Planting Hope Co. Inc., based in Chicago with an office in Vancouver, is selling 22.5 million shares in an oversubscribed initial public offering on the TSX Venture Exchange. The offering gives the company a value of about $30-million.
Planting Hope is cashing in on the plant-based milk craze with its Hope & Sesame brand, sold mostly in U.S. grocery stores, with some Canadian outlets offering it. Plans include increasing the brand’s presence in Canada after the stock listing.
The benefits of sesame milk, it says, are better nutrition and less environmental impact than dairy products and competing plant-based beverages, such as almond and oat milk, whose raw materials take more water to produce.
Planting Hope, backed by investors brought together by Canaccord Genuity, also markets brands of vegetable chips and snack cups.
How the company approaches the gender issue provides a lot to chew on. Its decision to populate its five-member board and senior executive ranks with women looks at first like a backlash to a corporate world that still very much favours men in leadership roles.
Co-founder and chief executive officer Julia Stamberger said that is not the case. Rather, the corporate leadership reflects the demographics the company serves. It’s a sizable market: Industrywide sales of plant-based milk hit US$2.5-billion in the United States last year, representing 35 per cent of the total plant-based foods market.
“The reality is the customer that is eating our products and bringing them into the home is primarily female,” Ms. Stamberger said. “Ninety per cent of the shopping and adoption of new brands is done by women, and frankly in the plant-based space is done by younger women – women who are 18 to mid-30s who are bringing them into the home and introducing the products to their families.”
Many companies in the food and beverage industry, in the United States anyway, are founded by women, but senior leadership and board positions often are filled by men, she said. That is often because they are funded by private-equity and venture capital firms that tend to be male-dominated.
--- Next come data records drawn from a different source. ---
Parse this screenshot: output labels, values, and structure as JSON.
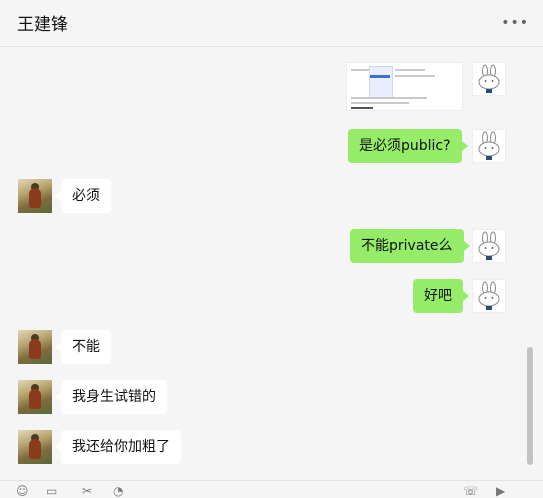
{
  "header": {
    "title": "王建锋",
    "more_icon": "more-dots-icon"
  },
  "messages": [
    {
      "from": "me",
      "type": "image",
      "desc": "screenshot"
    },
    {
      "from": "me",
      "text": "是必须public?"
    },
    {
      "from": "them",
      "text": "必须"
    },
    {
      "from": "me",
      "text": "不能private么"
    },
    {
      "from": "me",
      "text": "好吧"
    },
    {
      "from": "them",
      "text": "不能"
    },
    {
      "from": "them",
      "text": "我身生试错的"
    },
    {
      "from": "them",
      "text": "我还给你加粗了"
    }
  ],
  "footer": {
    "icons": [
      "emoji-icon",
      "file-icon",
      "scissors-icon",
      "history-icon",
      "phone-icon",
      "video-icon"
    ]
  }
}
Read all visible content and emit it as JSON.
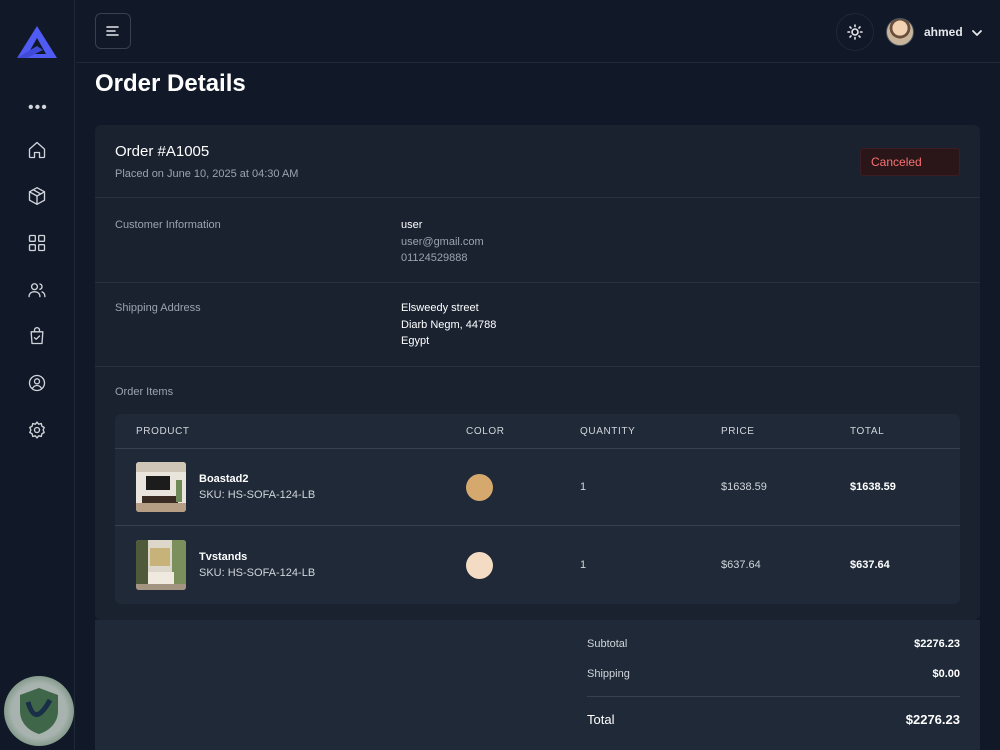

“Our thought over all was, there are characteristics that we’ve seen in how women approach fast-growing startup situations. It’s a broad skill set and way of thinking that’s aligned with how we’re delivering to the end consumer,” she said. In addition, Planting Hope believed focusing on female candidates would garner it talent that would potentially have been overlooked, she said.
Ms. Stamberger is joined by Susan Walters-Flood as chief operating officer, Kohmela Grier as chief financial officer and Mara Ebert as chief sales officer.
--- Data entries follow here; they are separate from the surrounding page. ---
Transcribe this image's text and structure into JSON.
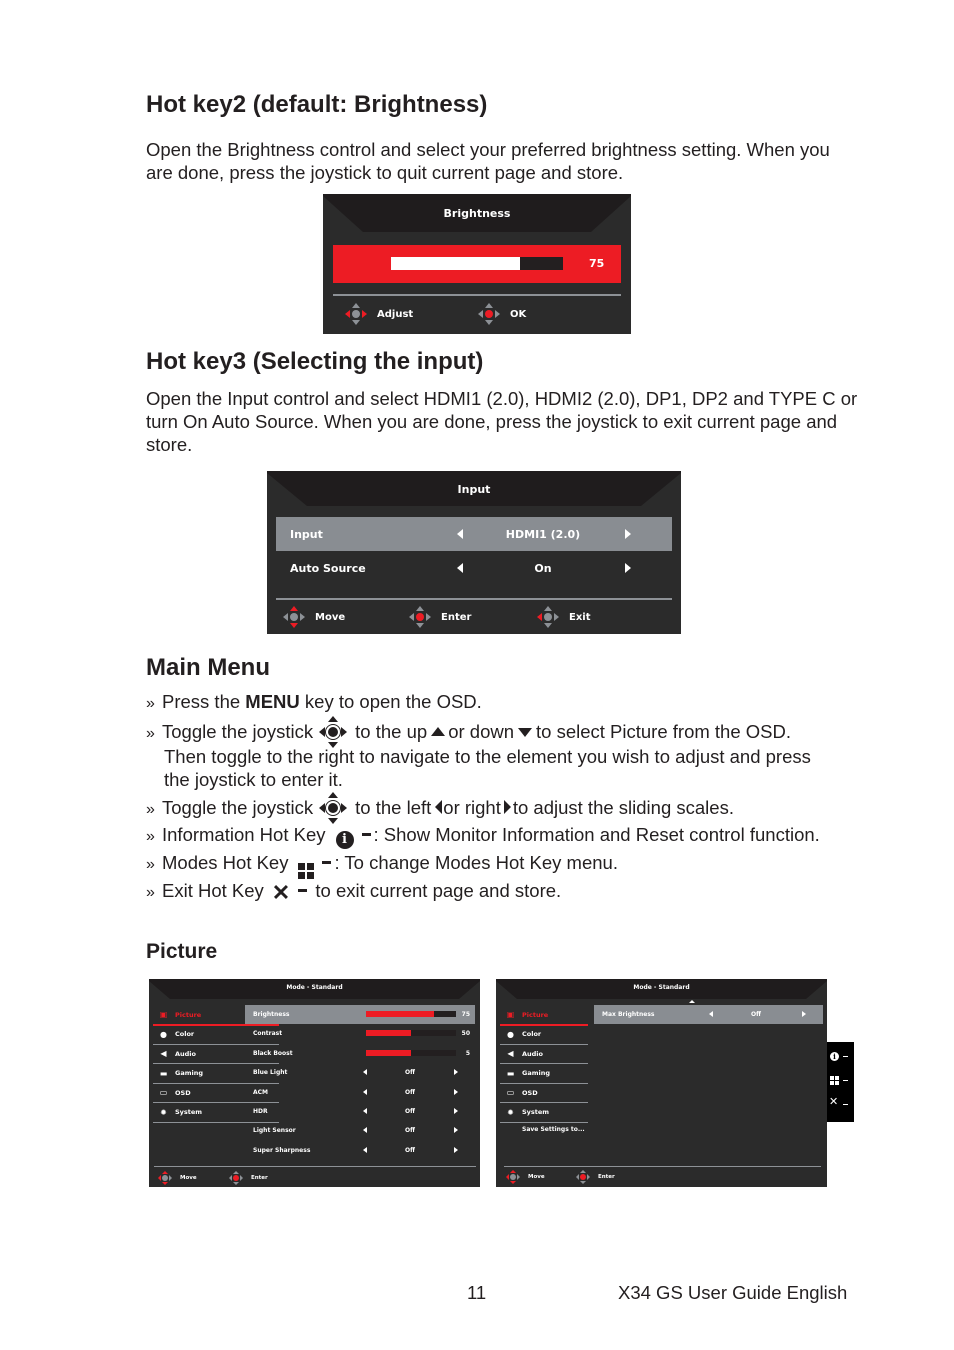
{
  "hotkey2": {
    "heading": "Hot key2 (default: Brightness)",
    "body": "Open the Brightness control and select your preferred brightness setting. When you are done, press the joystick to quit current page and store.",
    "osd": {
      "title": "Brightness",
      "value_label": "75",
      "value": 75,
      "max": 100,
      "footer": [
        {
          "icon": "joystick-left-right-icon",
          "label": "Adjust"
        },
        {
          "icon": "joystick-press-icon",
          "label": "OK"
        }
      ]
    }
  },
  "hotkey3": {
    "heading": "Hot key3 (Selecting the input)",
    "body": "Open the Input control and select HDMI1 (2.0), HDMI2 (2.0), DP1, DP2 and TYPE C or turn On Auto Source. When you are done, press the joystick to exit current page and store.",
    "osd": {
      "title": "Input",
      "rows": [
        {
          "label": "Input",
          "value": "HDMI1 (2.0)",
          "selected": true
        },
        {
          "label": "Auto Source",
          "value": "On",
          "selected": false
        }
      ],
      "footer": [
        {
          "icon": "joystick-up-down-icon",
          "label": "Move"
        },
        {
          "icon": "joystick-press-icon",
          "label": "Enter"
        },
        {
          "icon": "joystick-left-icon",
          "label": "Exit"
        }
      ]
    }
  },
  "main_menu": {
    "heading": "Main Menu",
    "bullets": [
      {
        "pre": "Press the ",
        "bold": "MENU",
        "post": " key to open the OSD."
      },
      {
        "a": "Toggle the joystick",
        "b": "to the up",
        "c": "or down",
        "d": "to select Picture from the OSD.",
        "line2": "Then toggle to the right to navigate to the element you wish to adjust and press",
        "line3": "the joystick to enter it."
      },
      {
        "a": "Toggle the joystick",
        "b": "to the left",
        "c": "or right",
        "d": "to adjust the sliding scales."
      },
      {
        "a": "Information Hot Key",
        "b": ": Show Monitor Information and Reset control function."
      },
      {
        "a": "Modes Hot Key",
        "b": ": To change Modes Hot Key menu."
      },
      {
        "a": "Exit Hot Key",
        "b": " to exit current page and store."
      }
    ]
  },
  "picture": {
    "heading": "Picture",
    "menu": [
      {
        "label": "Picture",
        "icon": "picture-icon",
        "active": true
      },
      {
        "label": "Color",
        "icon": "palette-icon",
        "active": false
      },
      {
        "label": "Audio",
        "icon": "speaker-icon",
        "active": false
      },
      {
        "label": "Gaming",
        "icon": "gamepad-icon",
        "active": false
      },
      {
        "label": "OSD",
        "icon": "osd-icon",
        "active": false
      },
      {
        "label": "System",
        "icon": "gear-icon",
        "active": false
      }
    ],
    "osd1": {
      "title": "Mode - Standard",
      "sliders": [
        {
          "label": "Brightness",
          "value": 75,
          "value_label": "75",
          "fill_pct": 75,
          "selected": true
        },
        {
          "label": "Contrast",
          "value": 50,
          "value_label": "50",
          "fill_pct": 50,
          "selected": false
        },
        {
          "label": "Black Boost",
          "value": 5,
          "value_label": "5",
          "fill_pct": 50,
          "selected": false
        }
      ],
      "options": [
        {
          "label": "Blue Light",
          "value": "Off"
        },
        {
          "label": "ACM",
          "value": "Off"
        },
        {
          "label": "HDR",
          "value": "Off"
        },
        {
          "label": "Light Sensor",
          "value": "Off"
        },
        {
          "label": "Super Sharpness",
          "value": "Off"
        }
      ],
      "footer": [
        {
          "label": "Move"
        },
        {
          "label": "Enter"
        }
      ]
    },
    "osd2": {
      "title": "Mode - Standard",
      "extra_menu": "Save Settings to...",
      "options": [
        {
          "label": "Max Brightness",
          "value": "Off",
          "selected": true
        }
      ],
      "footer": [
        {
          "label": "Move"
        },
        {
          "label": "Enter"
        }
      ],
      "hotkeys": [
        {
          "icon": "info-icon",
          "symbol": "i"
        },
        {
          "icon": "modes-icon",
          "symbol": "▦"
        },
        {
          "icon": "close-icon",
          "symbol": "✕"
        }
      ]
    }
  },
  "footer": {
    "page_number": "11",
    "guide_title": "X34 GS User Guide English"
  },
  "colors": {
    "accent_red": "#ed1c24",
    "osd_bg": "#2b2b2b",
    "osd_selected": "#898d92"
  }
}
Okay, we’ve all heard it. Some of us have said it. The refrain goes like this: “I don’t care what gender the director or executive is, as long as they choose the best person.”
Meritocracy is the goal, of course. But as things stand in the corporate world, long-established networks have a way of skewing opportunities in the boardroom and executive suite to men. The best person may be a woman, but if she isn’t in a company’s Rolodex, then she won’t get the call. There are organizations, such as Women Get On Board, who advocate for more female participation.
Statistics have shown corporate boards are still mostly made up of men. In the first half of this year, only 25 per cent of directors at newly listed companies were women. This, even though an IPO often serves as a first impression for investors, many of whom are increasingly focused on environmental, social and governance, or ESG, performance. Inclusion fits squarely in the G category.
So, too, does diversity, seen as key to corporate decisions benefiting from being vetted through a number of lenses – from experience to background to gender and race. Does filling the board and executive ranks solely with women result in decisions that lack that variety of viewpoints?
Ms. Stamberger said no. It’s not as if the directors and executives have not worked in other industries with colleagues from all backgrounds and genders. The corporate values and culture have also prompted women to seek out positions within her team. Part of the strategy includes building a company that can inspire other women to lead their own organizations.
“These are all women who have had very successful business relationships with all genders, but we didn’t realize until we had gotten into this what a kind of unicorn this was,” she said. “We had no idea that there weren’t a lot of women-led boards in other industries. We knew that these were unique in the food and beverage industry.”